We burst into the next room only to skid to a halt, and as I looked around I felt my mouth go dry. The walls were lined with alcoves, each about three feet wide by three feet deep, and they were all filled with human remains. The older alcoves contained bones, neatly piled on top of each other with the skull placed on top, rows and rows of them each with the skulls grinning emptily outward. The newer bodies were. . fresher. Most were desiccated and dark but the closest alcove, on the far right, contained what looked like the huddled form of a girl, black hair covering her face. But for an odd shapelessness she might have been alive. There were dozens of alcoves, hundreds. Most were full, but there was space for more-a lot more. At the far end was a furnace but otherwise there was nothing else in the room. . including doors. We’d come to a dead end.

From behind I could hear the dragging feet of Vitus drawing closer. I searched frantically through the futures, trying to find a way Anne and I could get out safely. I didn’t find one. It was getting harder and harder not to panic and I had to clamp down on my feelings as I tried to figure out what to do.

“Alex,” Anne whispered, and I could hear the fear in her voice.

“Can you do anything to stop him?” I said.

Anne hesitated for just an instant, then I saw something flash across her face and she nodded. “If I get close.”

I sized Anne up. She still looked wobbly on her feet, though at least she’d repaired the gaping wound to her throat. But while her eyes were afraid, they were steady. “Do it,” I said. “I’ll draw him in.” And let’s pray it works.

Anne drew back to the corner of the room nearest to the door; she was weaving some kind of spell about herself but it wasn’t doing anything that I could see.

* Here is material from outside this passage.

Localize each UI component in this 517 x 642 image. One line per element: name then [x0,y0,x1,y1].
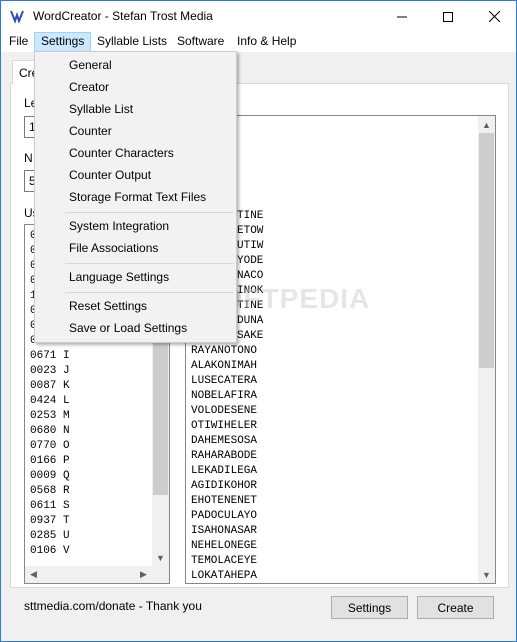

A moment later a shadow fell over the doorway as Vitus Aubuchon stepped in.

I stood facing Vitus, weight on the balls of my feet, tense and ready to jump. I was maybe thirty feet from him, between the alcoves filled with the bodies of those who’d died here in Fountain Reach. Anne was to Vitus’s right, less than half the distance away, but his sightless eyes were locked on me. I looked back into those empty sockets and felt a thrill of pure terror.

The energies of a spell swirled around Vitus and I threw myself right. The space I’d been in warped and shrank, the air seeming to ripple. It looked like nothing but I’d seen what would have happened if that had caught me. I came to a stop next to the alcoves; Vitus’s head turned to track me and the same spell flashed out again.

The blast radius was wider this time and I only just made it out. Two of the skeletons and an iron partition were caught in the spell and there was a crunching, snapping sound as they were crushed into fragments, the space around them crumpling like a paper bag. Splinters rattled on the floor as Vitus gave a hissing sound and advanced towards me.